España es uno de los países que más rápidamente han reconocido los derechos del universo LGTBI. ¿Cómo es posible que, de repente, se haya convertido en ese «reino del odio» que el Gobierno de Sánchez y sus profetas quieren hacernos creer? Porque es mentira
Y bien, ¿qué hace el PP ante situación tan grave? Pues enfrascarse en peleas de gallos entre dirigentes por un quítate tú para ponerme yo. Fue el propio presidente del partido, Pablo Casado, en uno de esos absurdos «desayunos informativos» que siguen proliferando en los hoteles madrileños de lujo, quien esta semana sacó a colación la candidatura del alcalde Martínez-Almeida a la presidencia del PP madrileño, puesto al que aspira con toda legitimidad la actual presidenta de la Comunidad, Díaz Ayuso. Para Casado, ambos son «dos militantes de mucho peso», razón de más para que él no se «decante por ninguno» de cara a un congreso regional para el que faltan aún muchos meses. De locos. De nuevo se hace verdad el dicho de que los dioses ciegan a quienes quieren perder, porque de cegatos es abrir guerras internas guiadas por el afán de poder o los celos (el miedo de Génova a la dimensión política adquirida por Ayuso en los últimos tiempos), en un momento en que el partido apunta al Gobierno de España y en las peores circunstancias conocidas por el país desde la muerte de Franco.

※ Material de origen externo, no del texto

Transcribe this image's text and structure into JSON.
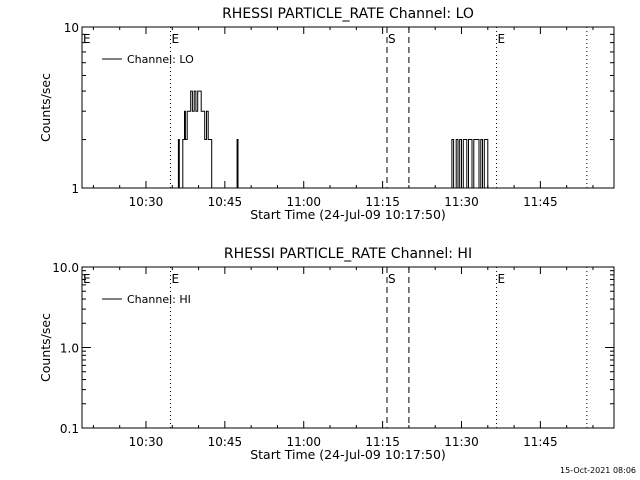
{
  "chart_data": [
    {
      "type": "line",
      "title": "RHESSI PARTICLE_RATE Channel: LO",
      "xlabel": "Start Time (24-Jul-09 10:17:50)",
      "ylabel": "Counts/sec",
      "yscale": "log",
      "xlim": [
        "10:17:50",
        "11:59:00"
      ],
      "ylim": [
        1,
        10
      ],
      "x_ticks": [
        "10:30",
        "10:45",
        "11:00",
        "11:15",
        "11:30",
        "11:45"
      ],
      "y_ticks": [
        "1",
        "10"
      ],
      "legend": {
        "position": "top-left",
        "entries": [
          "Channel: LO"
        ]
      },
      "annotations": [
        {
          "text": "E",
          "time": "10:17:50",
          "style": "dotted"
        },
        {
          "text": "E",
          "time": "10:34:40",
          "style": "dotted"
        },
        {
          "text": "S",
          "time": "11:15:50",
          "style": "dashed"
        },
        {
          "text": "",
          "time": "11:20:00",
          "style": "dashed"
        },
        {
          "text": "E",
          "time": "11:36:40",
          "style": "dotted"
        },
        {
          "text": "",
          "time": "11:53:50",
          "style": "dotted"
        }
      ],
      "series": [
        {
          "name": "Channel: LO",
          "x": [
            "10:36:00",
            "10:36:10",
            "10:36:20",
            "10:36:40",
            "10:37:00",
            "10:37:20",
            "10:37:30",
            "10:37:50",
            "10:38:10",
            "10:38:30",
            "10:38:50",
            "10:39:10",
            "10:39:30",
            "10:39:50",
            "10:40:10",
            "10:40:30",
            "10:40:50",
            "10:41:10",
            "10:41:30",
            "10:41:50",
            "10:42:10",
            "10:42:30",
            "10:42:50",
            "10:43:10",
            "10:43:20",
            "10:43:30",
            "10:47:10",
            "10:47:20",
            "10:47:30",
            "10:47:40",
            "10:48:10",
            "11:28:00",
            "11:28:10",
            "11:28:30",
            "11:28:40",
            "11:29:00",
            "11:29:20",
            "11:29:40",
            "11:30:00",
            "11:30:20",
            "11:30:40",
            "11:31:00",
            "11:31:20",
            "11:31:40",
            "11:32:00",
            "11:32:20",
            "11:32:40",
            "11:33:00",
            "11:33:20",
            "11:33:40",
            "11:34:00",
            "11:34:20",
            "11:34:40",
            "11:35:00",
            "11:35:20"
          ],
          "values": [
            1,
            2,
            1,
            1,
            2,
            3,
            2,
            3,
            3,
            4,
            3,
            4,
            3,
            4,
            4,
            3,
            3,
            2,
            3,
            2,
            2,
            1,
            1,
            1,
            1,
            1,
            1,
            2,
            1,
            1,
            1,
            1,
            2,
            1,
            1,
            2,
            1,
            2,
            1,
            2,
            2,
            1,
            2,
            2,
            1,
            2,
            2,
            2,
            1,
            2,
            1,
            2,
            2,
            1,
            1
          ]
        }
      ]
    },
    {
      "type": "line",
      "title": "RHESSI PARTICLE_RATE Channel: HI",
      "xlabel": "Start Time (24-Jul-09 10:17:50)",
      "ylabel": "Counts/sec",
      "yscale": "log",
      "xlim": [
        "10:17:50",
        "11:59:00"
      ],
      "ylim": [
        0.1,
        10
      ],
      "x_ticks": [
        "10:30",
        "10:45",
        "11:00",
        "11:15",
        "11:30",
        "11:45"
      ],
      "y_ticks": [
        "0.1",
        "1.0",
        "10.0"
      ],
      "legend": {
        "position": "top-left",
        "entries": [
          "Channel: HI"
        ]
      },
      "annotations": [
        {
          "text": "E",
          "time": "10:17:50",
          "style": "dotted"
        },
        {
          "text": "E",
          "time": "10:34:40",
          "style": "dotted"
        },
        {
          "text": "S",
          "time": "11:15:50",
          "style": "dashed"
        },
        {
          "text": "",
          "time": "11:20:00",
          "style": "dashed"
        },
        {
          "text": "E",
          "time": "11:36:40",
          "style": "dotted"
        },
        {
          "text": "",
          "time": "11:53:50",
          "style": "dotted"
        }
      ],
      "series": [
        {
          "name": "Channel: HI",
          "x": [],
          "values": []
        }
      ]
    }
  ],
  "footer": {
    "timestamp": "15-Oct-2021 08:06"
  }
}
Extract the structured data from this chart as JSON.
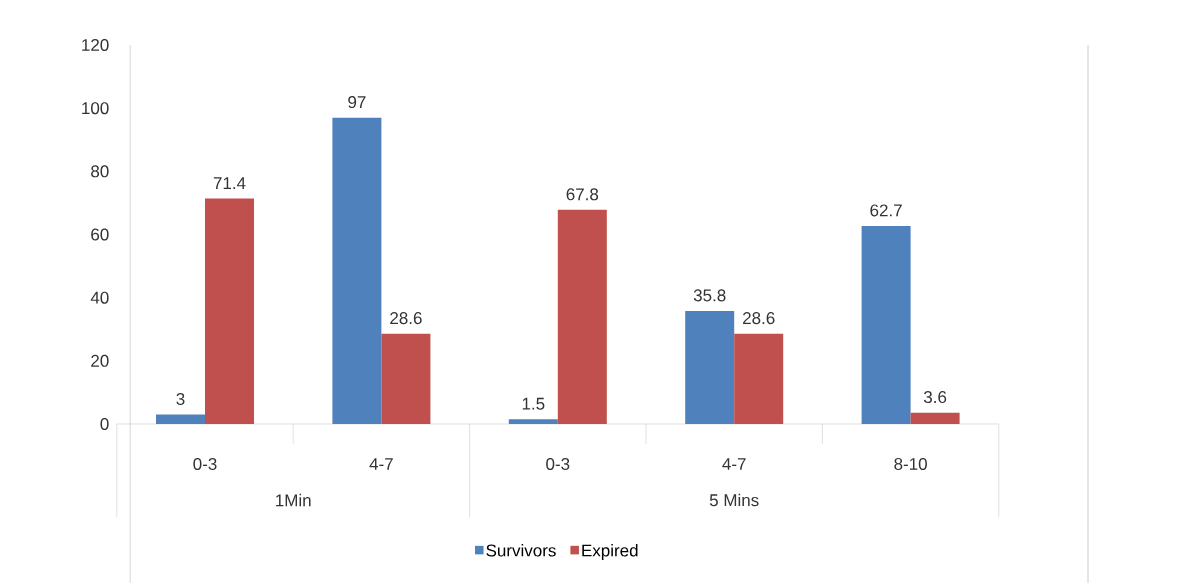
{
  "chart_data": {
    "type": "bar",
    "categories": [
      "0-3",
      "4-7",
      "0-3",
      "4-7",
      "8-10"
    ],
    "series": [
      {
        "name": "Survivors",
        "color": "#4f81bd",
        "values": [
          3,
          97,
          1.5,
          35.8,
          62.7
        ]
      },
      {
        "name": "Expired",
        "color": "#c0504d",
        "values": [
          71.4,
          28.6,
          67.8,
          28.6,
          3.6
        ]
      }
    ],
    "annotations": [
      "1Min",
      "5 Mins"
    ],
    "ylim": [
      0,
      120
    ],
    "yticks": [
      0,
      20,
      40,
      60,
      80,
      100,
      120
    ],
    "data_labels": true,
    "legend": "bottom"
  }
}
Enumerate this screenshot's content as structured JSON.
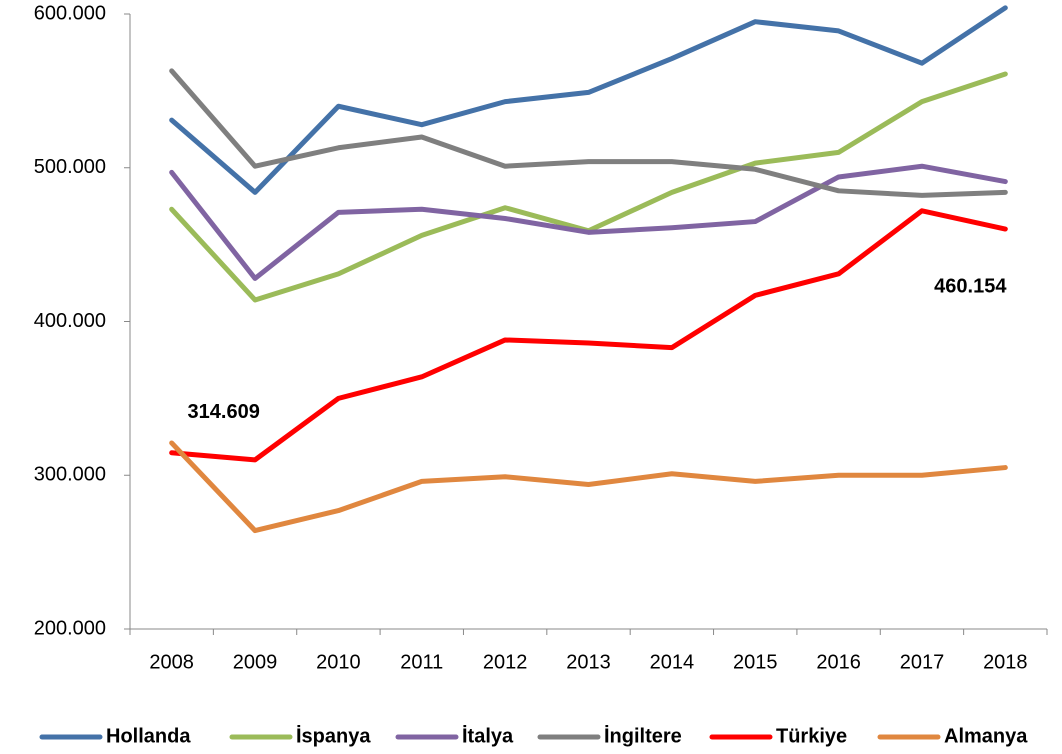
{
  "chart_data": {
    "type": "line",
    "categories": [
      "2008",
      "2009",
      "2010",
      "2011",
      "2012",
      "2013",
      "2014",
      "2015",
      "2016",
      "2017",
      "2018"
    ],
    "series": [
      {
        "name": "Hollanda",
        "color": "#4472a8",
        "values": [
          531000,
          484000,
          540000,
          528000,
          543000,
          549000,
          571000,
          595000,
          589000,
          568000,
          604000
        ]
      },
      {
        "name": "İspanya",
        "color": "#9bbb59",
        "values": [
          473000,
          414000,
          431000,
          456000,
          474000,
          459000,
          484000,
          503000,
          510000,
          543000,
          561000
        ]
      },
      {
        "name": "İtalya",
        "color": "#8064a2",
        "values": [
          497000,
          428000,
          471000,
          473000,
          467000,
          458000,
          461000,
          465000,
          494000,
          501000,
          491000
        ]
      },
      {
        "name": "İngiltere",
        "color": "#7f7f7f",
        "values": [
          563000,
          501000,
          513000,
          520000,
          501000,
          504000,
          504000,
          499000,
          485000,
          482000,
          484000
        ]
      },
      {
        "name": "Türkiye",
        "color": "#ff0000",
        "values": [
          314609,
          310000,
          350000,
          364000,
          388000,
          386000,
          383000,
          417000,
          431000,
          472000,
          460154
        ],
        "value_labels": [
          "314.609",
          null,
          null,
          null,
          null,
          null,
          null,
          null,
          null,
          null,
          "460.154"
        ]
      },
      {
        "name": "Almanya",
        "color": "#e0873f",
        "values": [
          321000,
          264000,
          277000,
          296000,
          299000,
          294000,
          301000,
          296000,
          300000,
          300000,
          305000
        ]
      }
    ],
    "ylim": [
      200000,
      600000
    ],
    "yticks": [
      {
        "value": 200000,
        "label": "200.000"
      },
      {
        "value": 300000,
        "label": "300.000"
      },
      {
        "value": 400000,
        "label": "400.000"
      },
      {
        "value": 500000,
        "label": "500.000"
      },
      {
        "value": 600000,
        "label": "600.000"
      }
    ],
    "legend": "bottom"
  }
}
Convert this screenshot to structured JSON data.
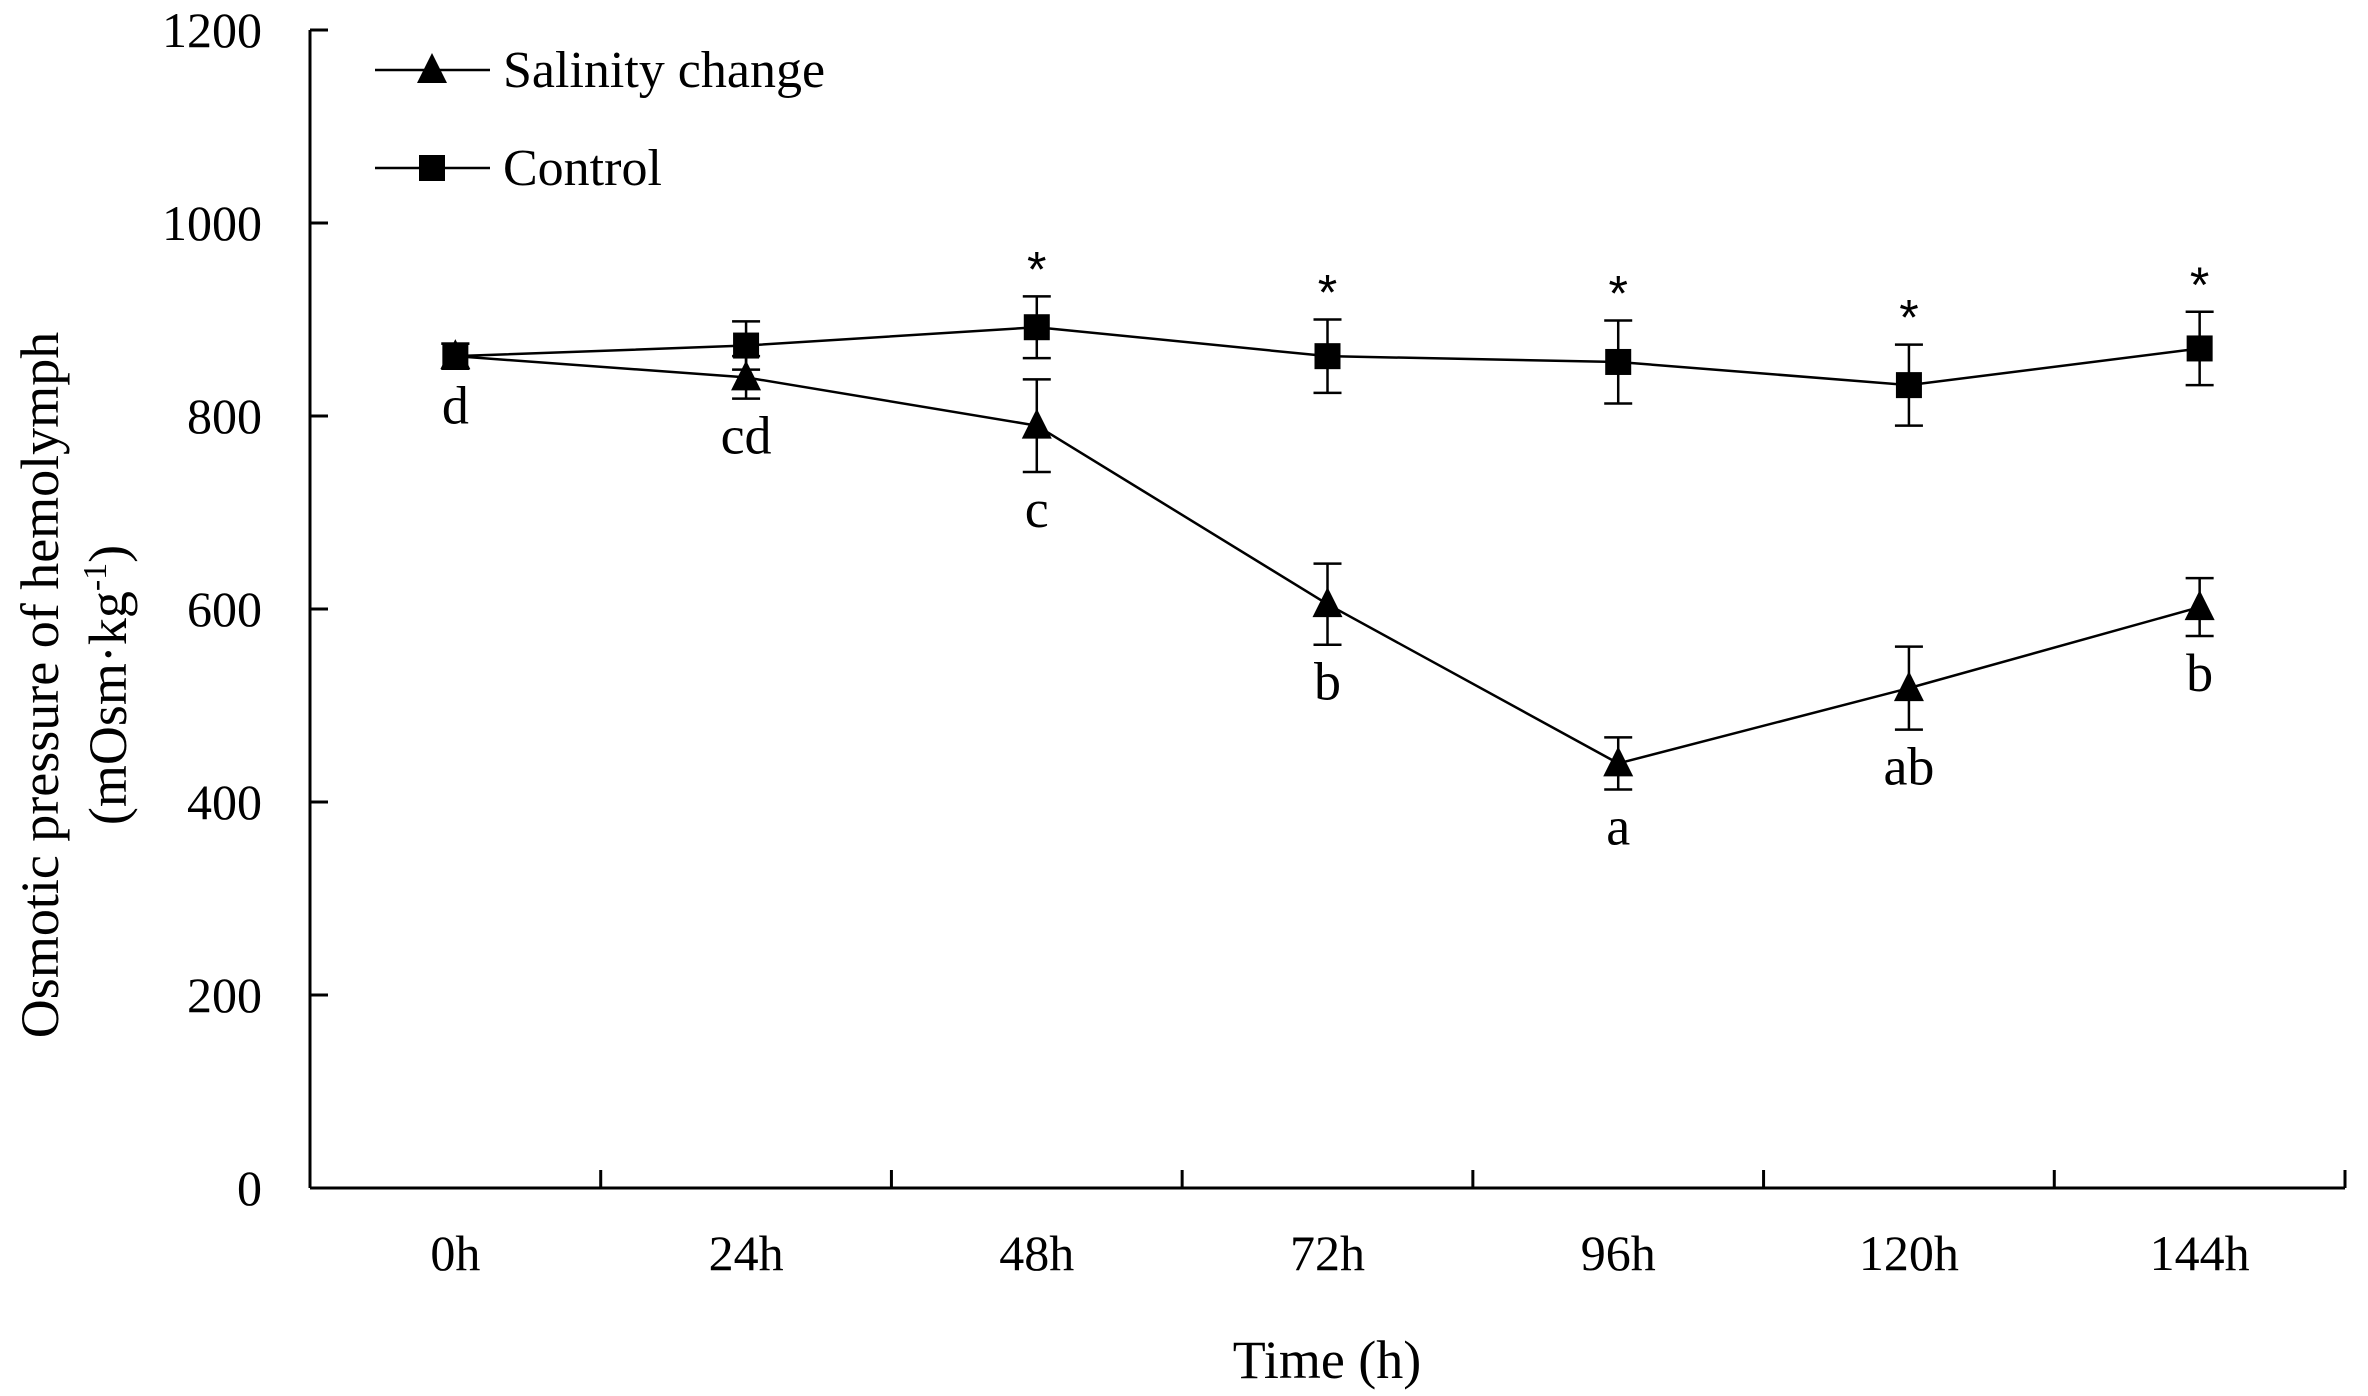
{
  "chart_data": {
    "type": "line",
    "categories": [
      "0h",
      "24h",
      "48h",
      "72h",
      "96h",
      "120h",
      "144h"
    ],
    "xlabel": "Time (h)",
    "ylabel_line1": "Osmotic pressure of  hemolymph",
    "ylabel_line2_prefix": "(mOsm·kg",
    "ylabel_superscript": "-1",
    "ylabel_line2_suffix": ")",
    "ylim": [
      0,
      1200
    ],
    "yticks": [
      0,
      200,
      400,
      600,
      800,
      1000,
      1200
    ],
    "legend_position": "top-left",
    "series": [
      {
        "name": "Salinity change",
        "marker": "triangle",
        "values": [
          862,
          840,
          790,
          605,
          440,
          518,
          602
        ],
        "errors": [
          13,
          22,
          48,
          42,
          27,
          43,
          30
        ],
        "labels": [
          "d",
          "cd",
          "c",
          "b",
          "a",
          "ab",
          "b"
        ]
      },
      {
        "name": "Control",
        "marker": "square",
        "values": [
          862,
          873,
          892,
          862,
          856,
          832,
          870
        ],
        "errors": [
          13,
          25,
          32,
          38,
          43,
          42,
          38
        ],
        "significance": [
          "",
          "",
          "*",
          "*",
          "*",
          "*",
          "*"
        ]
      }
    ],
    "colors": {
      "line": "#000000",
      "background": "#ffffff"
    }
  }
}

En contra de lo que cabría esperar, fue el propio alcalde y portavoz, que está demostrando ser menos inteligente de lo que muchos le suponían, quien de inmediato recogió el testigo oficializando su candidatura a la presidencia del PP regional. Niños peleándose por un juguete en la toldilla de popa, mientras la nave se hunde por la proa. Sería un acto de injustificada arrogancia recordarle a Casado en qué debería estar ocupando su tiempo en momentos tan dramáticos como los actuales, pero sí parece pertinente advertirle del riesgo que corre al patrocinar esta absurda guerra por el poder regional, con evidente dimensión nacional, y que no es otro que los madrileños respalden a Ayuso en las urnas cuando de la Comunidad de Madrid se trate, y opten por VOX en las generales. Desgracia sobre desgracia. Miseria sobre miseria. Ausencia de verdaderos liderazgos. Falta de grandeza. Gana Sánchez, enfrascado en el asalto definitivo a un poder judicial, último dique de contención, que un día podría sentarlo en el banquillo. Y fatal pesimismo entre los 80 comensales, la flor y nata del pensamiento económico español, que el jueves despedían en una cena al consejero económico de la embajada británica en los jardines de la misma. Profundo desánimo. Ni una reforma estratégica importante se ha hecho desde 2012, reformas que exigen el aval previo de una mayoría parlamentaria hoy imposible de imaginar. ¿Lo peor? Esa sensación de creer que habíamos dejado atrás muchas de las cosas malas que han lastrado a este país durante siglos, y que ahora retornan con fuerza. Vuelve la cara de la peor España posible.